I never worry about memory management when I write compilers in C.
E.g. when I ported C1 from C++ to Java for Maxine, straightforward choices of modeling the IR the same and basic optimizations allowed me to make it even faster than C1. C1X was a basic SSA+CFG design with a linear scan allocator. Nothing fancy.
The Virgil compiler is written in Virgil. It's a very similar SSA+CFG design. It compiles plenty fast without a lot of low-level tricks. Though, truth be told I went overboard optimizing[1] the x86 backend and it's significantly faster (maybe 2x) than the nicer, more pretty x86-64 backend. I introduced a bunch of fancy representation optimizations for Virgil since then, but they don't really close the gap.
[1] It's sad that even in the 2020s the best way to make something fast is to give up on abstractions and use integers and custom encodings into integers for everything. Trying to fix that though!
Don't buy it.
A decent OCaml version of a C or Zig compiler would almost certainly not be 10x slower.
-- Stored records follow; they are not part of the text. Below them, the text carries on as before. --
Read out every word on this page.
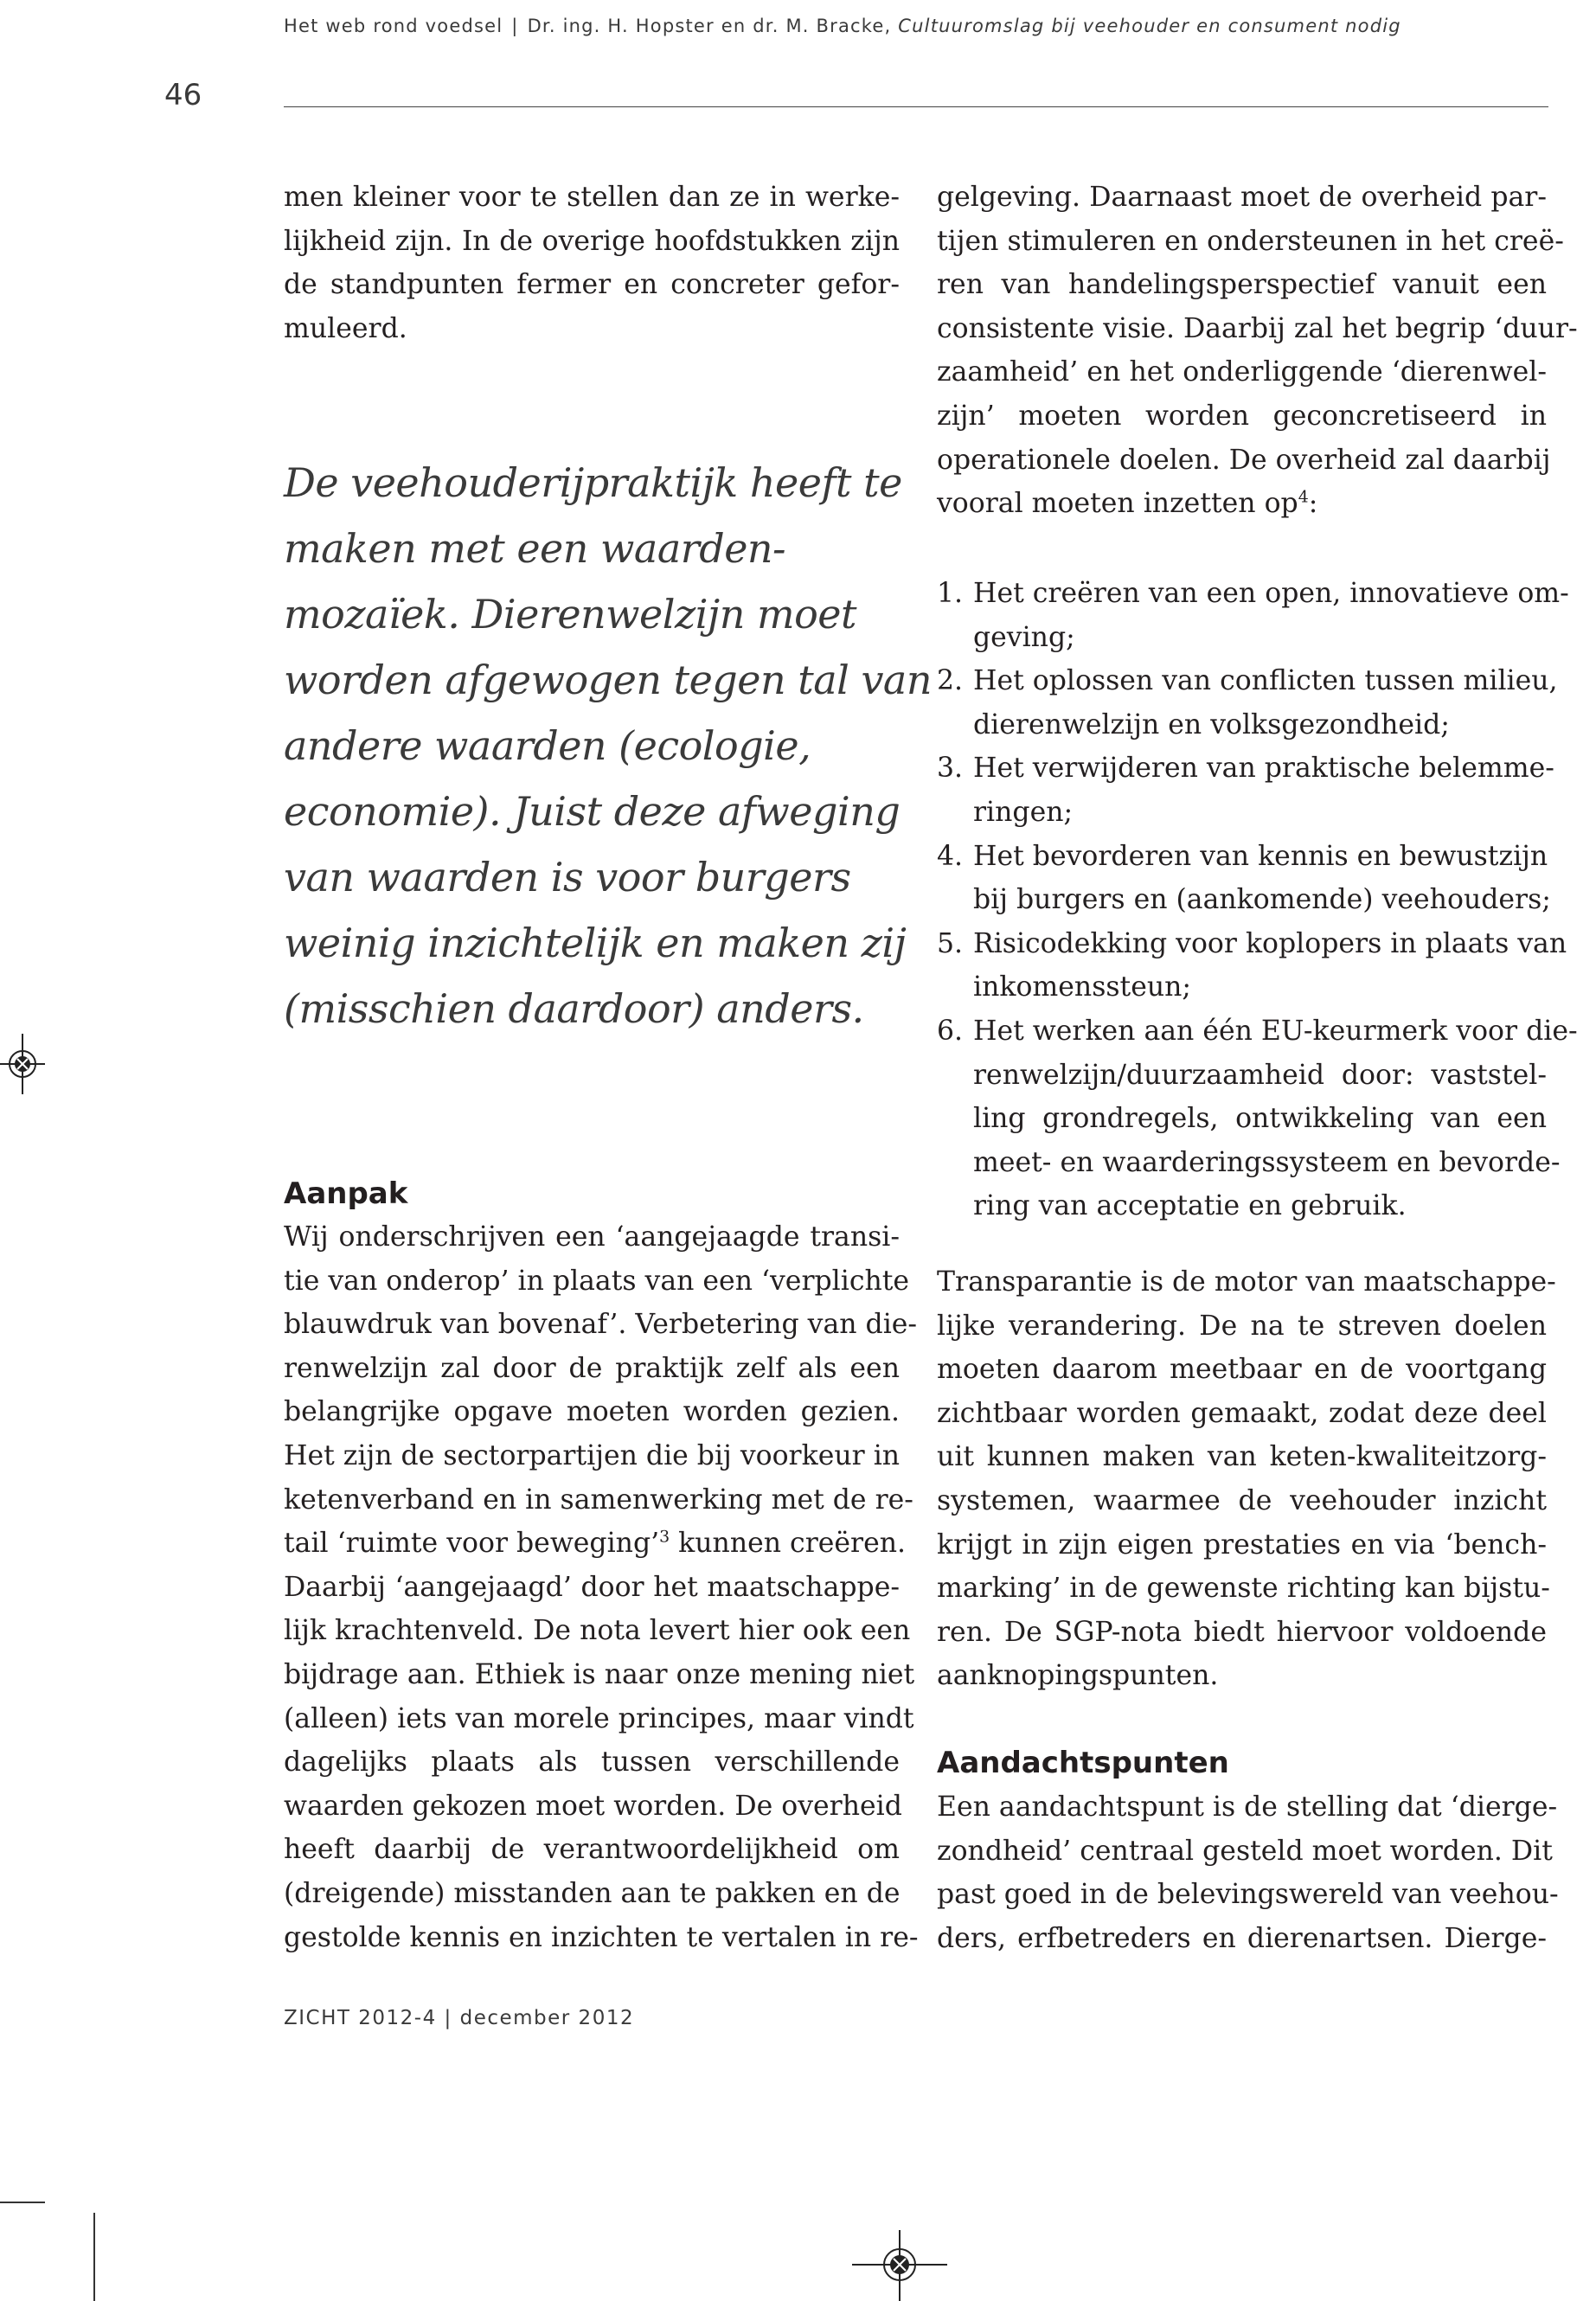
Het web rond voedsel | Dr. ing. H. Hopster en dr. M. Bracke, Cultuuromslag bij veehouder en consument nodig
46
men kleiner voor te stellen dan ze in werke-
lijkheid zijn. In de overige hoofdstukken zijn
de standpunten fermer en concreter gefor-
muleerd.
De veehouderijpraktijk heeft te
maken met een waarden-
mozaïek. Dierenwelzijn moet
worden afgewogen tegen tal van
andere waarden (ecologie,
economie). Juist deze afweging
van waarden is voor burgers
weinig inzichtelijk en maken zij
(misschien daardoor) anders.
Aanpak
Wij onderschrijven een ‘aangejaagde transi-
tie van onderop’ in plaats van een ‘verplichte
blauwdruk van bovenaf’. Verbetering van die-
renwelzijn zal door de praktijk zelf als een
belangrijke opgave moeten worden gezien.
Het zijn de sectorpartijen die bij voorkeur in
ketenverband en in samenwerking met de re-
tail ‘ruimte voor beweging’$^3$ kunnen creëren.
Daarbij ‘aangejaagd’ door het maatschappe-
lijk krachtenveld. De nota levert hier ook een
bijdrage aan. Ethiek is naar onze mening niet
(alleen) iets van morele principes, maar vindt
dagelijks plaats als tussen verschillende
waarden gekozen moet worden. De overheid
heeft daarbij de verantwoordelijkheid om
(dreigende) misstanden aan te pakken en de
gestolde kennis en inzichten te vertalen in re-
gelgeving. Daarnaast moet de overheid par-
tijen stimuleren en ondersteunen in het creë-
ren van handelingsperspectief vanuit een
consistente visie. Daarbij zal het begrip ‘duur-
zaamheid’ en het onderliggende ‘dierenwel-
zijn’ moeten worden geconcretiseerd in
operationele doelen. De overheid zal daarbij
vooral moeten inzetten $op^4$:
1. Het creëren van een open, innovatieve om-
geving;
2. Het oplossen van conflicten tussen milieu,
dierenwelzijn en volksgezondheid;
3. Het verwijderen van praktische belemme-
ringen;
4. Het bevorderen van kennis en bewustzijn
bij burgers en (aankomende) veehouders;
5. Risicodekking voor koplopers in plaats van
inkomenssteun;
6. Het werken aan één EU-keurmerk voor die-
renwelzijn/duurzaamheid door: vaststel-
ling grondregels, ontwikkeling van een
meet- en waarderingssysteem en bevorde-
ring van acceptatie en gebruik.
Transparantie is de motor van maatschappe-
lijke verandering. De na te streven doelen
moeten daarom meetbaar en de voortgang
zichtbaar worden gemaakt, zodat deze deel
uit kunnen maken van keten-kwaliteitzorg-
systemen, waarmee de veehouder inzicht
krijgt in zijn eigen prestaties en via ‘bench-
marking’ in de gewenste richting kan bijstu-
ren. De SGP-nota biedt hiervoor voldoende
aanknopingspunten.
Aandachtspunten
Een aandachtspunt is de stelling dat ‘dierge-
zondheid’ centraal gesteld moet worden. Dit
past goed in de belevingswereld van veehou-
ders, erfbetreders en dierenartsen. Dierge-
ZICHT 2012-4 | december 2012
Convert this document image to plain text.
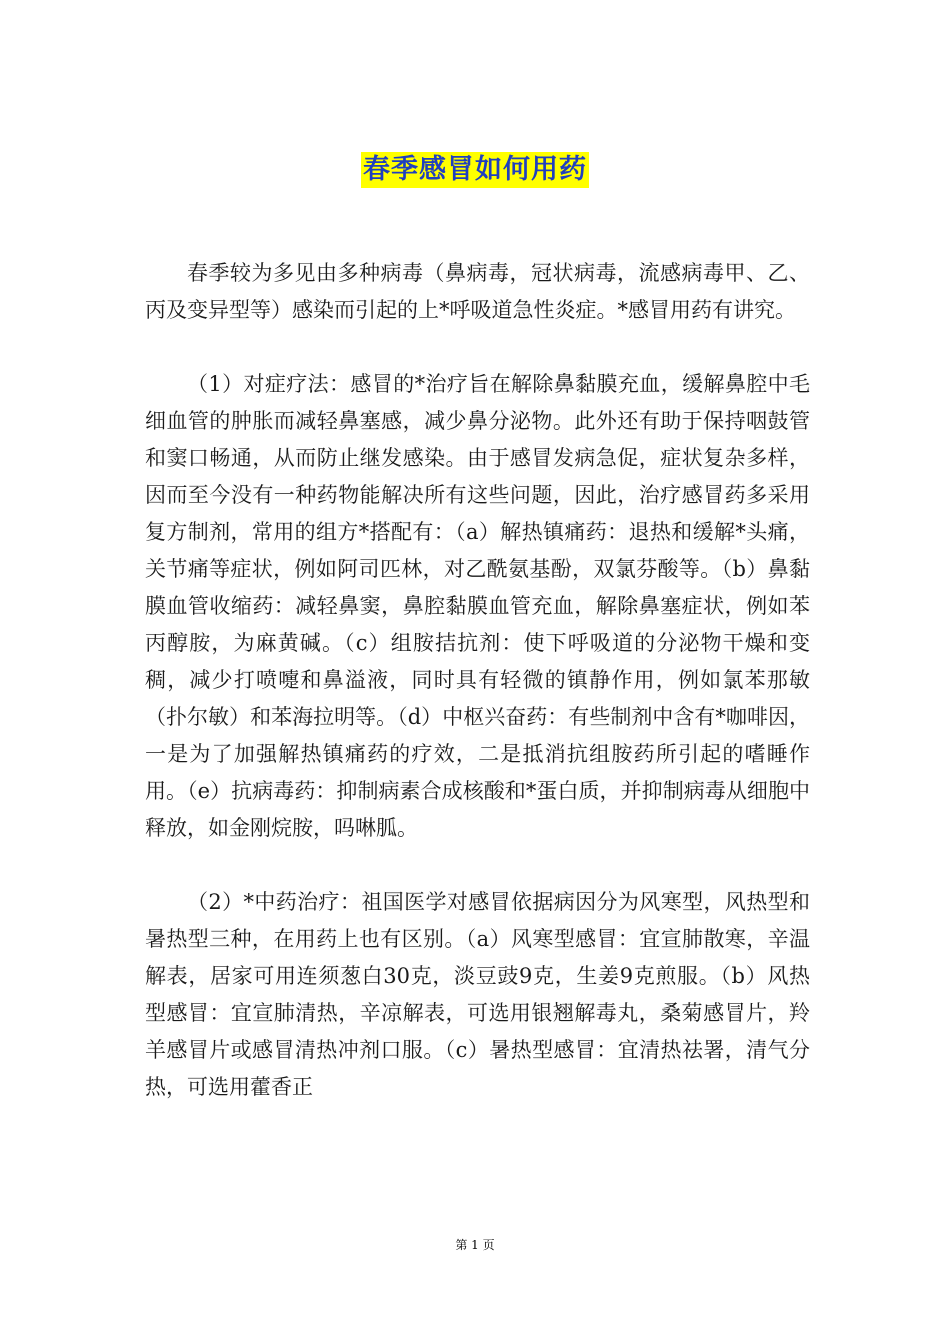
春季感冒如何用药

春季较为多见由多种病毒（鼻病毒，冠状病毒，流感病毒甲、乙、丙及变异型等）感染而引起的上*呼吸道急性炎症。*感冒用药有讲究。

（1）对症疗法：感冒的*治疗旨在解除鼻黏膜充血，缓解鼻腔中毛细血管的肿胀而减轻鼻塞感，减少鼻分泌物。此外还有助于保持咽鼓管和窦口畅通，从而防止继发感染。由于感冒发病急促，症状复杂多样，因而至今没有一种药物能解决所有这些问题，因此，治疗感冒药多采用复方制剂，常用的组方*搭配有：（a）解热镇痛药：退热和缓解*头痛，关节痛等症状，例如阿司匹林，对乙酰氨基酚，双氯芬酸等。（b）鼻黏膜血管收缩药：减轻鼻窦，鼻腔黏膜血管充血，解除鼻塞症状，例如苯丙醇胺，为麻黄碱。（c）组胺拮抗剂：使下呼吸道的分泌物干燥和变稠，减少打喷嚏和鼻溢液，同时具有轻微的镇静作用，例如氯苯那敏（扑尔敏）和苯海拉明等。（d）中枢兴奋药：有些制剂中含有*咖啡因，一是为了加强解热镇痛药的疗效，二是抵消抗组胺药所引起的嗜睡作用。（e）抗病毒药：抑制病素合成核酸和*蛋白质，并抑制病毒从细胞中释放，如金刚烷胺，吗啉胍。

（2）*中药治疗：祖国医学对感冒依据病因分为风寒型，风热型和暑热型三种，在用药上也有区别。（a）风寒型感冒：宜宣肺散寒，辛温解表，居家可用连须葱白30克，淡豆豉9克，生姜9克煎服。（b）风热型感冒：宜宣肺清热，辛凉解表，可选用银翘解毒丸，桑菊感冒片，羚羊感冒片或感冒清热冲剂口服。（c）暑热型感冒：宜清热祛署，清气分热，可选用藿香正

第 1 页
And it would be significantly easier to parallelize without introducing bugs so it might even be quite a bit faster on big codebases.
Actually designing your programming language to be processed quickly (can definitively figure things out with local parsing, minimizing the number of files that need to be touched, etc.) is WAY more important than the low-level implementation for overall compilation speed.
And I suspect that the author would have gotten a lot further had he been using a GC language and not had to deal with all the low-level issues and debugging.
I like Zig, and I use it a lot. But it is NOT my general purpose language. I'm definitely going to reach for Python first unless I absolutely know that I'm going to be doing systems programming. Python (or anything garbage collected with solid libraries) simply is way more productive on short time scales for small codebases.
is it a typo for more abstractions? or is there some different meaning?
You need to implement very few optimizations to get the vast majority of compiler improvements.
Many of the papers about this suggest that we would be better off focusing on making quality of life improvements for the programmer (like better debugger integration) rather than abstruse and esoteric compiler optimizations that make understanding the generated code increasingly difficult.
And the original question was "how will they reivent the wheel on the man-years of optimization work went into LLVM to their own compiler infrastructure?" -- the answer is that Andrew naively believes that they can recreate comparable optimization.
There are a whole lot of misstatements about Zig and other matters in the comments here by people who don't have much knowledge about what they are talking about--much of the discussion of using low-level vs high-level languages for writing compilers is nonsense. And one person wrote of "Zig and D" as if those languages are comparable, when D is at least as high level as C++, which it was intended to replace.
That's exactly wrong.
> There are a whole lot of misstatements about Zig and other matters in the comments here by people who don't have much knowledge about what they are talking about.
Well spoken. You should look in the mirror.